Natalie spends her time writing, reading, gaming, geeking out over nerd culture and cool science, hanging out on social media, and meeting readers and fans at festivals and comic cons throughout the western United States. She likes to walk in the desert, snorkel in warm waters, travel, and share excellent food and conversation with awesome people. She was raised an Ohio farm girl, lives in the desert Southwest, and dreams of living in a big city high rise


Unknown said...

I really enjoyed the excerpt and the guest post!
This sounds like a fascinating book! Thank you for sharing!

Sharon E said...

Loved the excerpt. Will be sure to read your e-book. Thanks.

felinewyvern said...

I love Science Fiction and especially anything with aliens or alien hybrids so this book went on my wishlist immediately.

Jan Lee said...

Even though this is geared towards young adults, I would like to read about the "hybrid" humans. I like the author's statement that through this writing we can look at ourselves :)
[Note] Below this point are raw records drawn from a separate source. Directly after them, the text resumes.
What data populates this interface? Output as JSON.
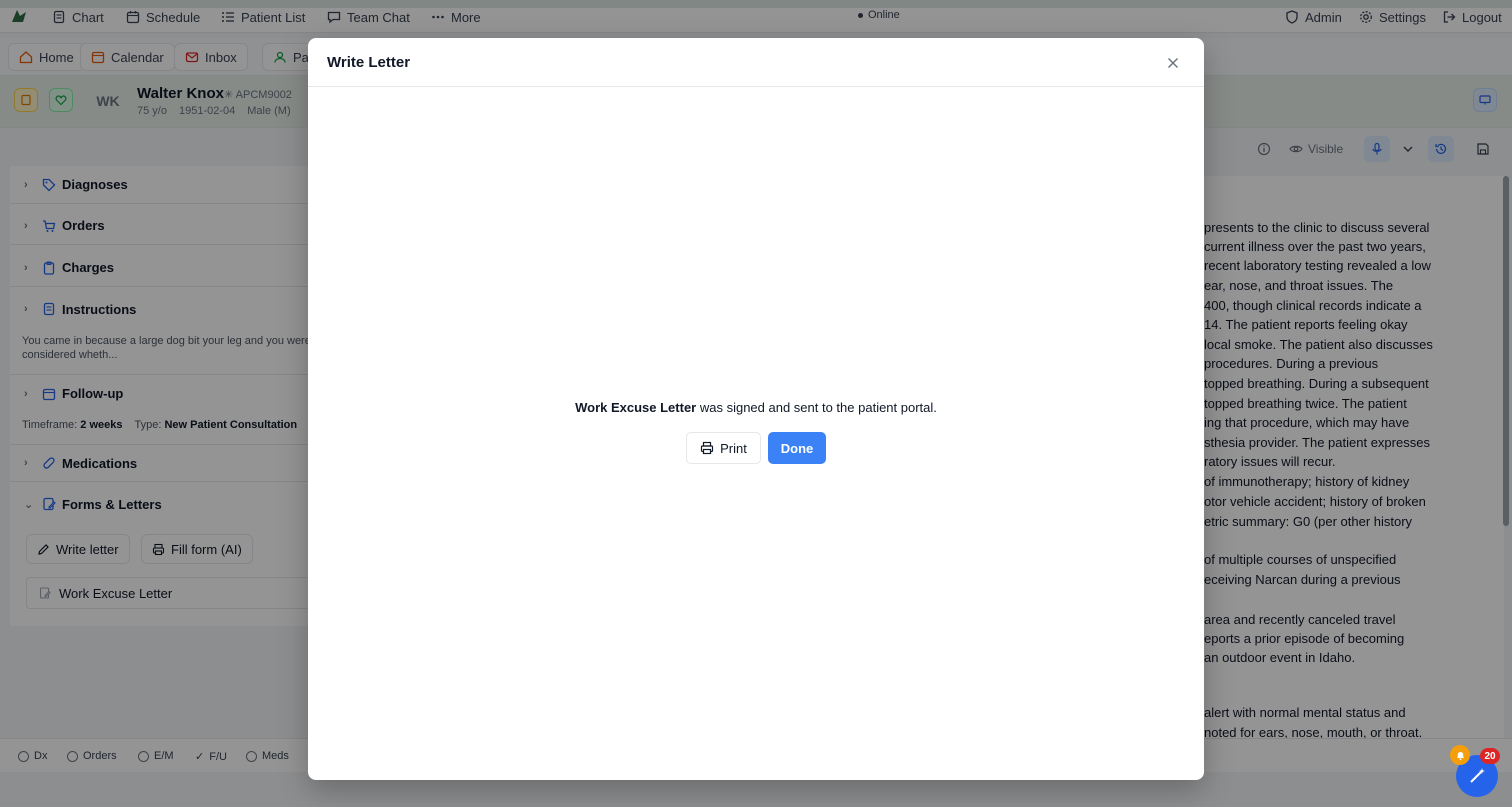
{
  "topnav": {
    "items": [
      {
        "label": "Chart",
        "icon": "document-icon"
      },
      {
        "label": "Schedule",
        "icon": "calendar-icon"
      },
      {
        "label": "Patient List",
        "icon": "list-icon"
      },
      {
        "label": "Team Chat",
        "icon": "chat-icon"
      },
      {
        "label": "More",
        "icon": "ellipsis-icon"
      }
    ],
    "status": "Online",
    "right": [
      {
        "label": "Admin",
        "icon": "shield-icon"
      },
      {
        "label": "Settings",
        "icon": "gear-icon"
      },
      {
        "label": "Logout",
        "icon": "logout-icon"
      }
    ]
  },
  "tabs": [
    {
      "label": "Home",
      "icon": "home-icon"
    },
    {
      "label": "Calendar",
      "icon": "calendar-icon"
    },
    {
      "label": "Inbox",
      "icon": "inbox-icon"
    },
    {
      "label": "Pat",
      "icon": "user-icon"
    }
  ],
  "patient": {
    "initials": "WK",
    "name": "Walter Knox",
    "id": "APCM9002",
    "age": "75 y/o",
    "dob": "1951-02-04",
    "sex": "Male (M)"
  },
  "sections": {
    "diagnoses": "Diagnoses",
    "orders": "Orders",
    "charges": "Charges",
    "instructions": "Instructions",
    "instructions_text_1": "You came in because a large dog bit your leg and you were",
    "instructions_text_2": "considered wheth...",
    "followup": "Follow-up",
    "timeframe_label": "Timeframe:",
    "timeframe_value": "2 weeks",
    "type_label": "Type:",
    "type_value": "New Patient Consultation",
    "medications": "Medications",
    "forms": "Forms & Letters",
    "write_letter": "Write letter",
    "fill_form": "Fill form (AI)",
    "doc_name": "Work Excuse Letter"
  },
  "right_toolbar": {
    "visible_label": "Visible"
  },
  "notes_lines": [
    "presents to the clinic to discuss several",
    "current illness over the past two years,",
    "recent laboratory testing revealed a low",
    "ear, nose, and throat issues. The",
    "400, though clinical records indicate a",
    "14. The patient reports feeling okay",
    "local smoke. The patient also discusses",
    "procedures. During a previous",
    "topped breathing. During a subsequent",
    "topped breathing twice. The patient",
    "ing that procedure, which may have",
    "sthesia provider. The patient expresses",
    "ratory issues will recur.",
    "of immunotherapy; history of kidney",
    "otor vehicle accident; history of broken",
    "etric summary: G0 (per other history",
    "of multiple courses of unspecified",
    "eceiving Narcan during a previous",
    "area and recently canceled travel",
    "eports a prior episode of becoming",
    "an outdoor event in Idaho.",
    "alert with normal mental status and",
    "noted for ears, nose, mouth, or throat."
  ],
  "bottom_checks": [
    {
      "label": "Dx",
      "checked": false
    },
    {
      "label": "Orders",
      "checked": false
    },
    {
      "label": "E/M",
      "checked": false
    },
    {
      "label": "F/U",
      "checked": true
    },
    {
      "label": "Meds",
      "checked": false
    }
  ],
  "modal": {
    "title": "Write Letter",
    "message_bold": "Work Excuse Letter",
    "message_rest": " was signed and sent to the patient portal.",
    "print_label": "Print",
    "done_label": "Done"
  },
  "fab": {
    "badge": "20"
  },
  "colors": {
    "accent": "#3b82f6",
    "badge": "#dc2626",
    "bell": "#f59e0b"
  }
}
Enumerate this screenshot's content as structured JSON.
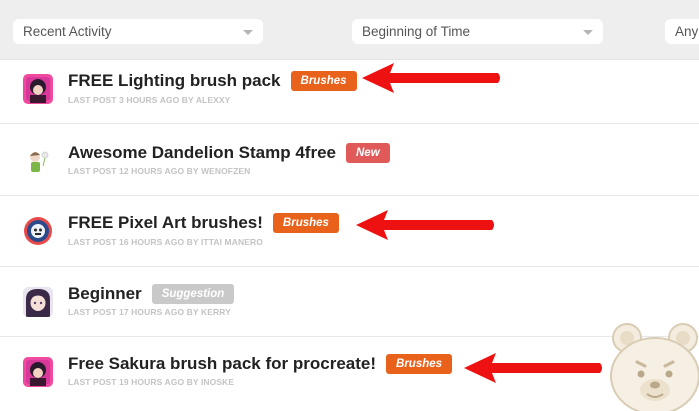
{
  "filters": {
    "sort": "Recent Activity",
    "time": "Beginning of Time",
    "third": "Any"
  },
  "threads": [
    {
      "title": "FREE Lighting brush pack",
      "tag": "Brushes",
      "tag_color": "#e8621c",
      "meta": "LAST POST 3 HOURS AGO BY ALEXXY"
    },
    {
      "title": "Awesome Dandelion Stamp 4free",
      "tag": "New",
      "tag_color": "#e05a5a",
      "meta": "LAST POST 12 HOURS AGO BY WENOFZEN"
    },
    {
      "title": "FREE Pixel Art brushes!",
      "tag": "Brushes",
      "tag_color": "#e8621c",
      "meta": "LAST POST 16 HOURS AGO BY ITTAI MANERO"
    },
    {
      "title": "Beginner",
      "tag": "Suggestion",
      "tag_color": "#c9c9c9",
      "meta": "LAST POST 17 HOURS AGO BY KERRY"
    },
    {
      "title": "Free Sakura brush pack for procreate!",
      "tag": "Brushes",
      "tag_color": "#e8621c",
      "meta": "LAST POST 19 HOURS AGO BY INOSKE"
    }
  ],
  "annotation_color": "#ee1111"
}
Stephanie LaPlante said...

This sounds super cool.

Audrey Stewart said...

What a great giveaway. I can't wait to read this. I do a lot of reading in the winter, when it's so cold outside.

Unknown said...

Thanks for the giveaway !

Juana said...

I would love to read this story.

steve weber said...

I like the excerpt - the science fiction genre is something that's new to me.

LauraJJ said...

Oh it sounds so good and like there will be alot of twists and turns! Cannot wait to read see what happens!

Dan Denman said...

I like the cover and description of the book. I am interested in the characters and their story.